Eniya Listiani Dewi, Direktur Jenderal Energi Baru Terbarukan dan Konservasi Energi (EBTKE) Kementerian ESDM menjelaskan langkah ini dilakukan lantaran panas bumi dinilai menjadi elemen kunci dalam upaya mencapai transisi energi yang ramah lingkungan. Dia bilang panas bumi merupakan sumber energi bersih yang stabil dan mampu memenuhi kebutuhan listrik nasional secara konsisten.
BACA JUGA: Dirut Pertamina Optimistis Geothermal Jadi Pijakan Kedaulatan Energi di RI
“Kami juga telah menyederhanakan regulasi perizinan dan menaikkan return of investment (ROI) dan internal rate of return IRR (IRR) hingga 1,5%,” kata Eniya melalui keterangan resmi, Kamis (14/11/2024).
Selain meningkatkan ROI, penyederhanaan kebijakan dilakukan untuk mendorong pengembangan energi panas bumi yang sangat melimpah di Indonesia. Pasalnya, hingga sekarang penggunaan energi panas bumi masih sangat terbatas.
BACA JUGA: Pertamina Geothermal Energy Raih Rating Tertinggi dari Sustainalytics
“Potensi di Indonesia sangat besar, dengan posisi strategis yang memiliki potensi panas bumi lebih dari 23 gigawatt. Di mana saat ini baru dimanfaatkan sekitar 2,5 gigawatt atau sekitar 11%,” ujarnya.
Sementara itu, Julfi Hadi, Chief Executive Officer (CEO) PT Pertamina Geothermal Energi Tbk (PGEO) menambahkan panas bumi berperan sebagai sumber daya yang stabil untuk menopang pertumbuhan ekonomi hingga 8%, sesuai dengan target pemerintah. Panas bumi adalah salah satu sumber energi yang terbukti untuk bisa menjadi baseload sehingga harus membangunnya sekarang.

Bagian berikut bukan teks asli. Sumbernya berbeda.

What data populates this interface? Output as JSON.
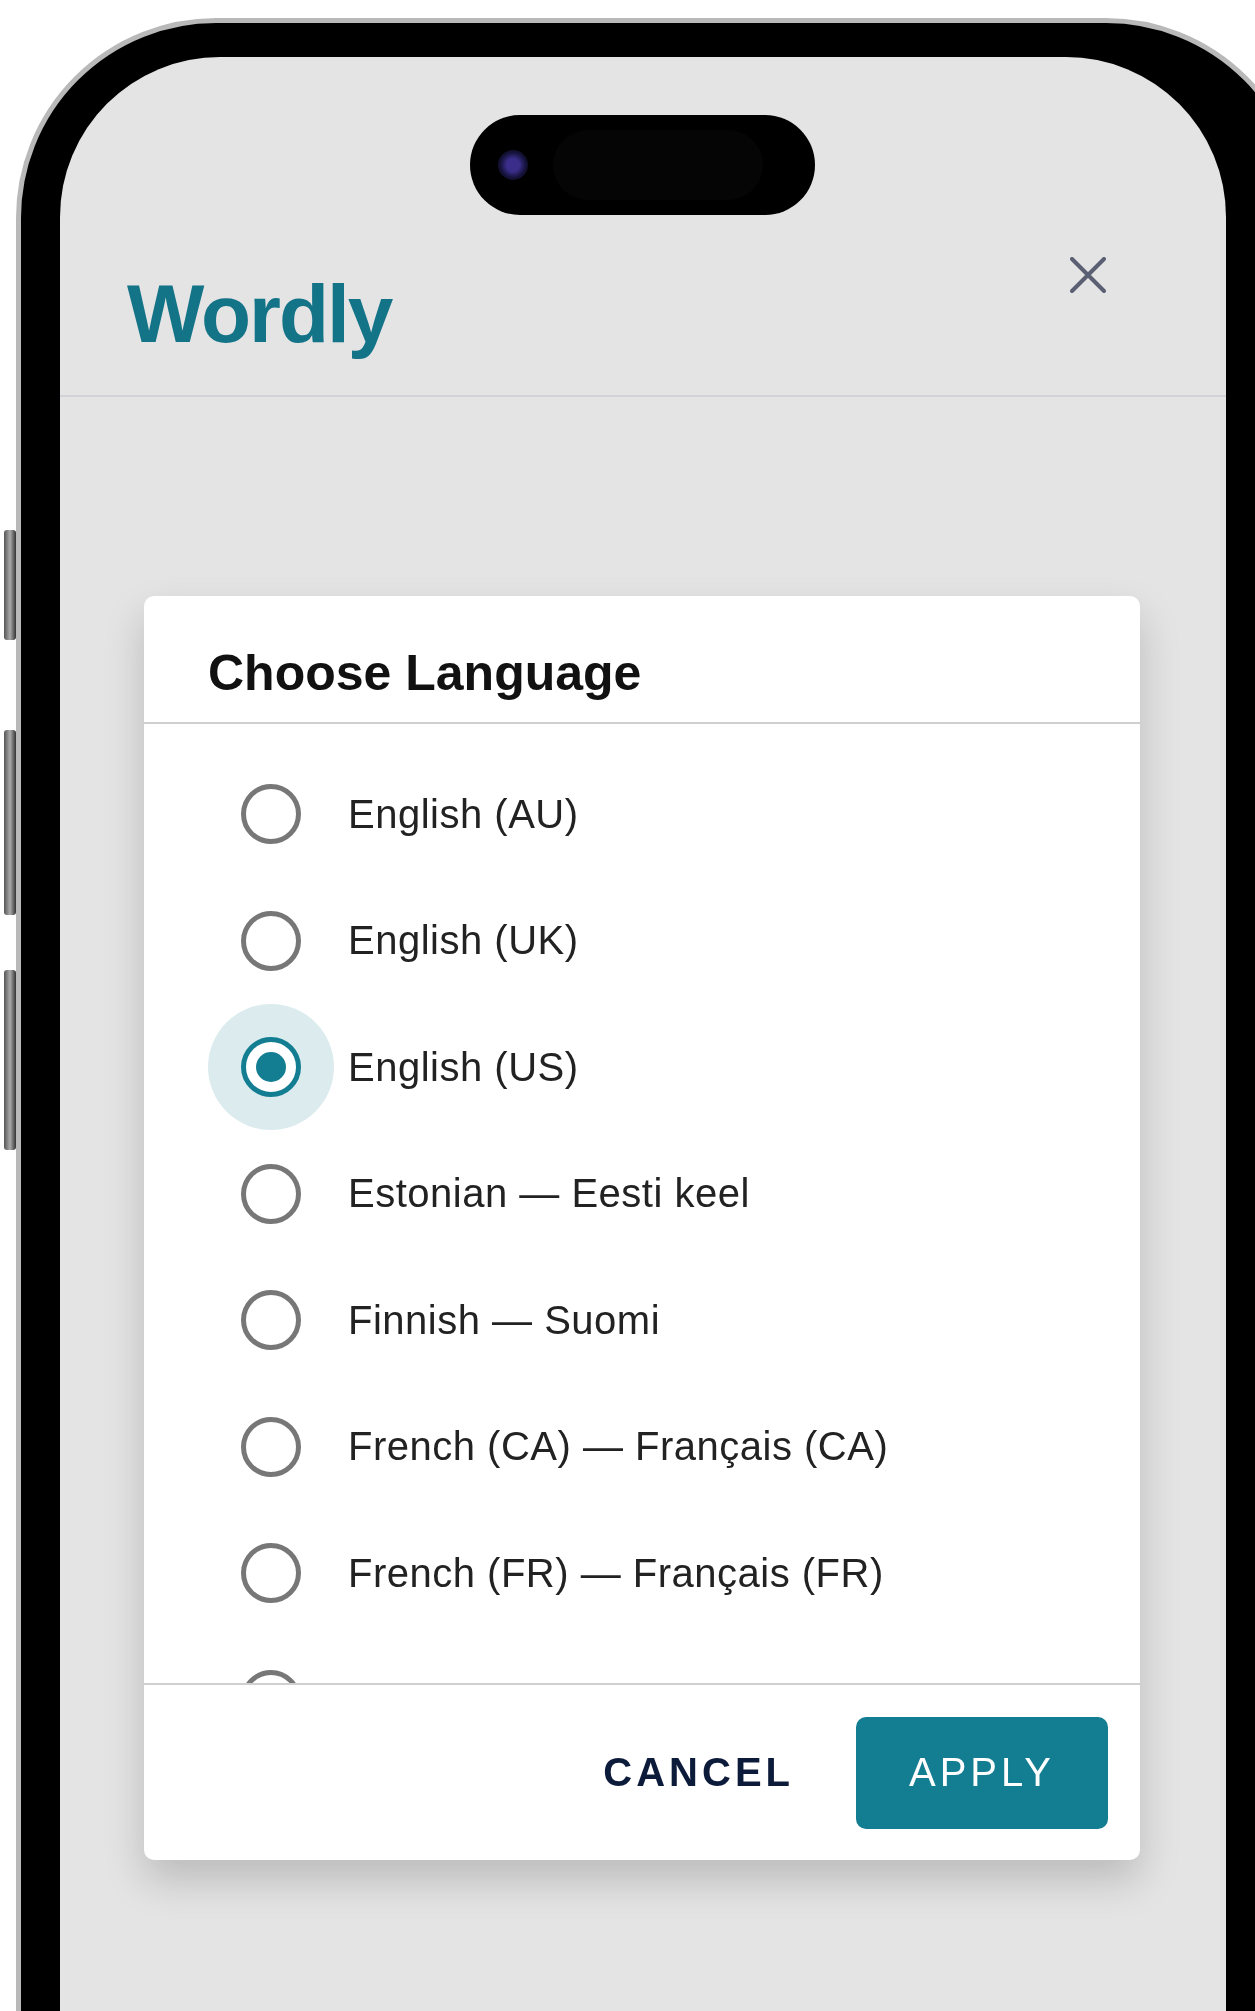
{
  "app": {
    "logo": "Wordly"
  },
  "dialog": {
    "title": "Choose Language",
    "options": [
      {
        "label": "English (AU)",
        "selected": false
      },
      {
        "label": "English (UK)",
        "selected": false
      },
      {
        "label": "English (US)",
        "selected": true
      },
      {
        "label": "Estonian — Eesti keel",
        "selected": false
      },
      {
        "label": "Finnish — Suomi",
        "selected": false
      },
      {
        "label": "French (CA) — Français (CA)",
        "selected": false
      },
      {
        "label": "French (FR) — Français (FR)",
        "selected": false
      },
      {
        "selected": false
      }
    ],
    "buttons": [
      {
        "label": "CANCEL",
        "kind": "text"
      },
      {
        "label": "APPLY",
        "kind": "primary"
      }
    ]
  }
}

“Apalagi, dengan rencana pertumbuhan ekonomi yang ditopang dari industri hilirisasi serta manufaktur, membutuhkan pasokan listrik yang stabil dan bersih. Panas bumi merupakan jawabannya,” katanya.

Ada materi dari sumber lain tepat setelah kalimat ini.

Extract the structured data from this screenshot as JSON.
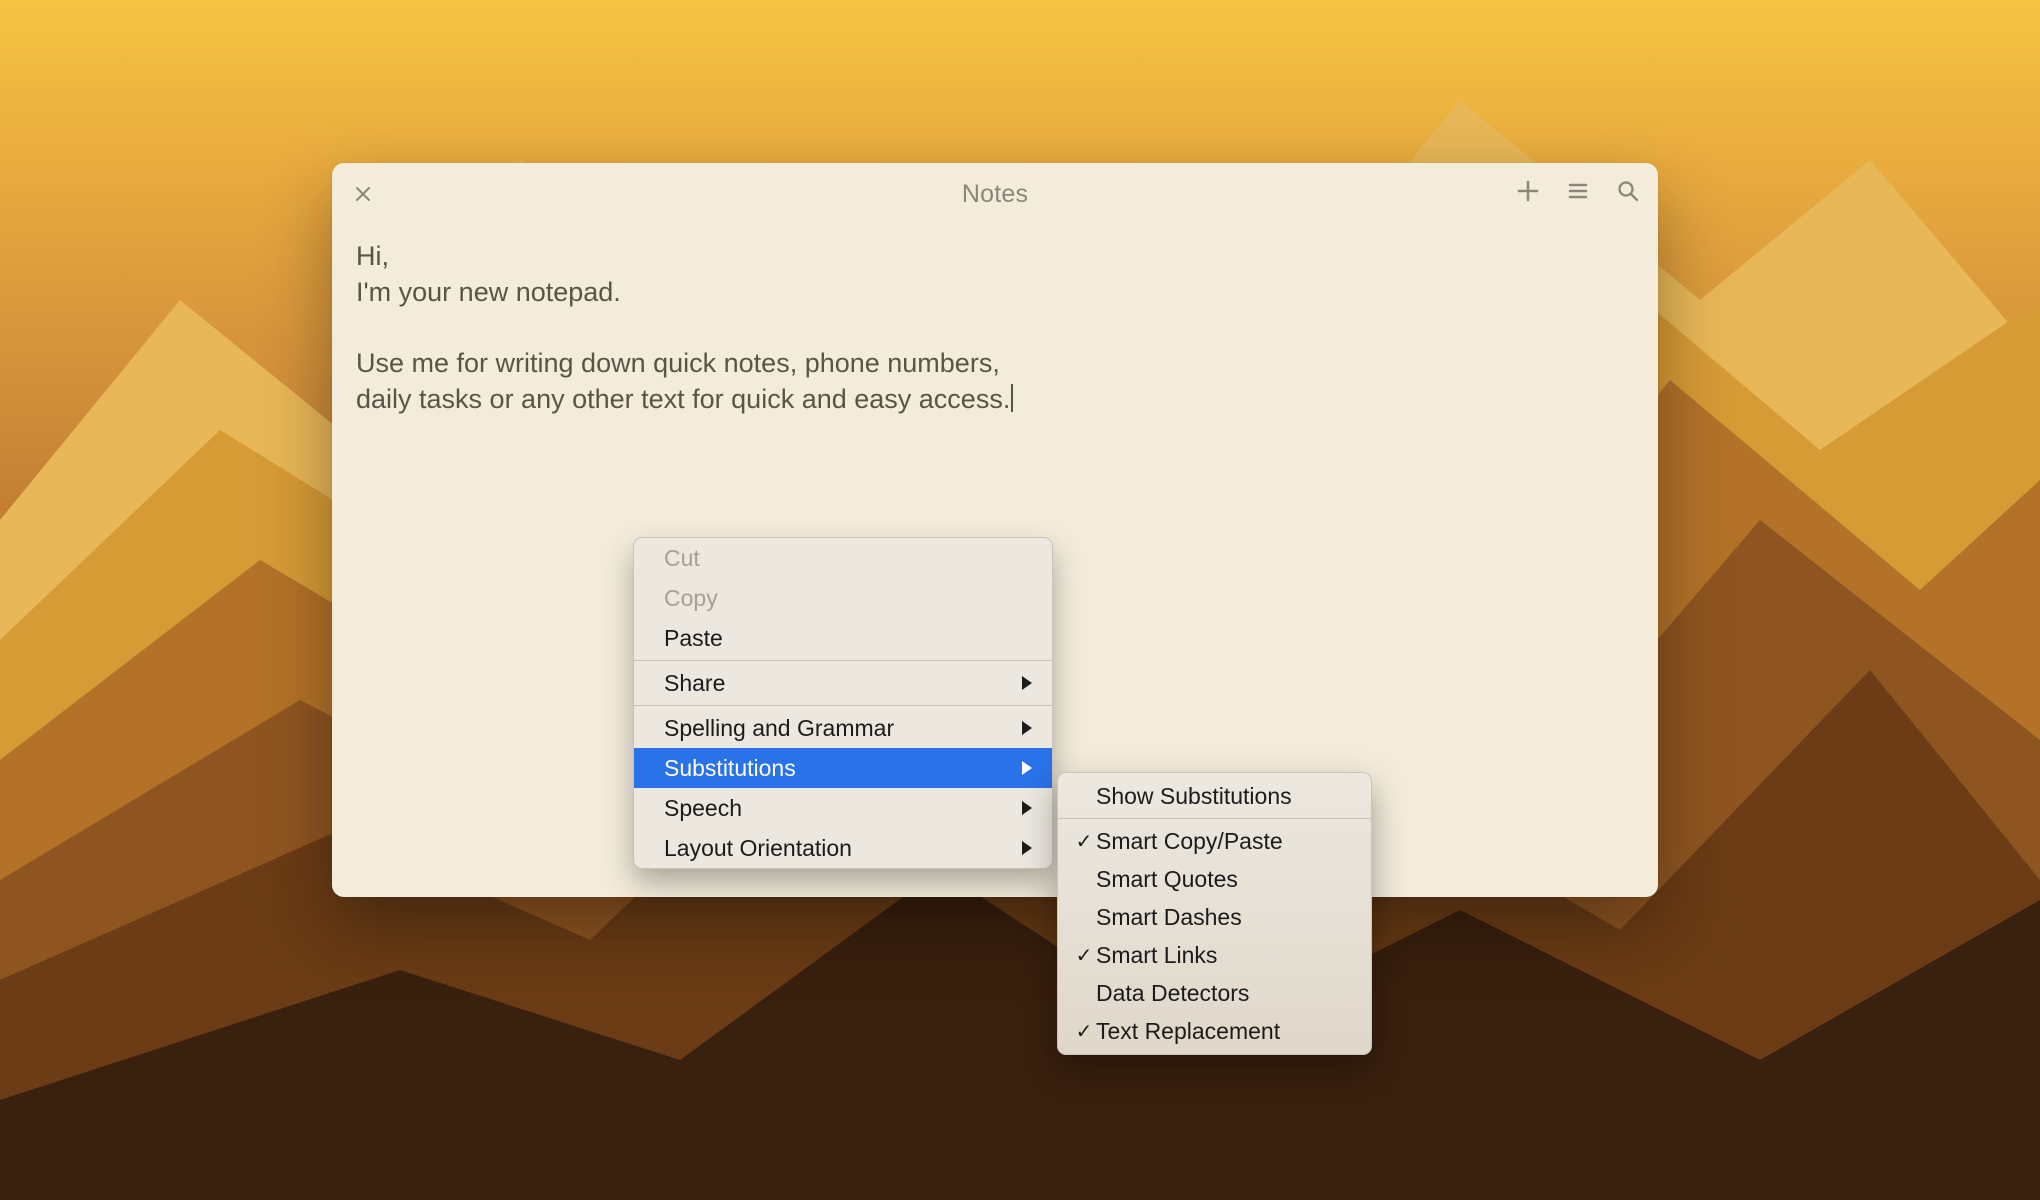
{
  "window": {
    "title": "Notes"
  },
  "note": {
    "line1": "Hi,",
    "line2": "I'm your new notepad.",
    "line3": "Use me for writing down quick notes, phone numbers,",
    "line4": "daily tasks or any other text for quick and easy access."
  },
  "context_menu": {
    "cut": "Cut",
    "copy": "Copy",
    "paste": "Paste",
    "share": "Share",
    "spelling": "Spelling and Grammar",
    "substitutions": "Substitutions",
    "speech": "Speech",
    "layout": "Layout Orientation"
  },
  "submenu": {
    "show_subs": "Show Substitutions",
    "smart_copy": "Smart Copy/Paste",
    "smart_quotes": "Smart Quotes",
    "smart_dashes": "Smart Dashes",
    "smart_links": "Smart Links",
    "data_detectors": "Data Detectors",
    "text_replacement": "Text Replacement"
  }
}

Julfi menambahkan PGEO berambisi untuk mencapai kapasitas panas bumi hingga 1,5 GW pada tahun 2030. Untuk mencapai target ini, PGEO telah menyusun strategi investasi yang kuat.

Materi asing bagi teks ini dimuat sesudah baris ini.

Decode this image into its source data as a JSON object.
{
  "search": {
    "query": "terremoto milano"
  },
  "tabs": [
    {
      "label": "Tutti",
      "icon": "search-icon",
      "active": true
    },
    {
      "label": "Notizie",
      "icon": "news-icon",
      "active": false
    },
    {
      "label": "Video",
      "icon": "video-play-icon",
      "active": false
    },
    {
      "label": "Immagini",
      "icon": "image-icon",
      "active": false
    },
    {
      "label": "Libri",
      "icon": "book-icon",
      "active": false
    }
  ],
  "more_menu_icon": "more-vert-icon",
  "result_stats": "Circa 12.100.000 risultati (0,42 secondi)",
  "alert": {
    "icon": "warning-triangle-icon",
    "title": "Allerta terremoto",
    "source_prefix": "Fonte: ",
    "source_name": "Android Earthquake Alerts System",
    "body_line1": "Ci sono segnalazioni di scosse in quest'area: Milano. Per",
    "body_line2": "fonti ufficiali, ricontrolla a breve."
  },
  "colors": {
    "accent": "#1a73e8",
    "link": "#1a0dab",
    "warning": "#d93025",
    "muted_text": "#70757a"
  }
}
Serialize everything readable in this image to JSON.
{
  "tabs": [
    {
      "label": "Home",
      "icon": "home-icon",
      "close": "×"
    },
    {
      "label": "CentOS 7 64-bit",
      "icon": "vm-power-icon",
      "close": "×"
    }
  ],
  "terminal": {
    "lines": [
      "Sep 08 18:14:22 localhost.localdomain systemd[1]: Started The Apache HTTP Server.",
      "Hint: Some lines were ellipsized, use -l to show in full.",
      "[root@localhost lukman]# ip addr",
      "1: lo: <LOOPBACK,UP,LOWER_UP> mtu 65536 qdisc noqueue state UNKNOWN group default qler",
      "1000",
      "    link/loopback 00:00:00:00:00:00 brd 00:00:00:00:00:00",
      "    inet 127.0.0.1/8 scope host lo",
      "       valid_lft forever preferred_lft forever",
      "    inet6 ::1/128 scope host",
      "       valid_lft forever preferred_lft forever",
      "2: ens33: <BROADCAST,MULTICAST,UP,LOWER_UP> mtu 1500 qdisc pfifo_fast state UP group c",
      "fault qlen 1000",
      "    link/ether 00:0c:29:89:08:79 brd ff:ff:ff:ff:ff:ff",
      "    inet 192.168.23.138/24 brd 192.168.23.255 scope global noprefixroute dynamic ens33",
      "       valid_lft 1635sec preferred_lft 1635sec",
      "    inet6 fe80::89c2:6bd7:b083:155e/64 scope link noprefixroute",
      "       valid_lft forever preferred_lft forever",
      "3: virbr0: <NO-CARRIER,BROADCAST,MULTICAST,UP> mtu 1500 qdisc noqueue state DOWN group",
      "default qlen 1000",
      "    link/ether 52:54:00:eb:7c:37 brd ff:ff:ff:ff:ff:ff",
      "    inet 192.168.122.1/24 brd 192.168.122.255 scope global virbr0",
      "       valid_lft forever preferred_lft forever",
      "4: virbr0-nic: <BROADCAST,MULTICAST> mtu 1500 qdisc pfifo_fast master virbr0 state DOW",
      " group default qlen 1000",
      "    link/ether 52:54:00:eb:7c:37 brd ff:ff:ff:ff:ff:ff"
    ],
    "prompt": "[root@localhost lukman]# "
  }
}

“Pengembangan ini membutuhkan investasi hingga US$ 50 juta dengan kalkulasi pertumbuhan kapasitas pembangkit panas bumi hingga 10,5 GW,” ucapnya.
Untuk menarik lebih banyak investasi di sektor panas bumi, Pertamina menerapkan model risiko yang lebih rendah. Salah satu teknologinya, yaitu Electrical Submersible Pumps, dikembangkan untuk mengurangi risiko eksplorasi panas bumi.
“Pompa akan menghasilkan peningkatan produksi bahkan di sumur subkomersial dan juga di pembangkit listrik. Katakanlah dulunya, mengembangkan sektor geothermal itu butuh 10 tahun, sekarang bisa dikembangkan dalam lima tahun,” kata Julfi.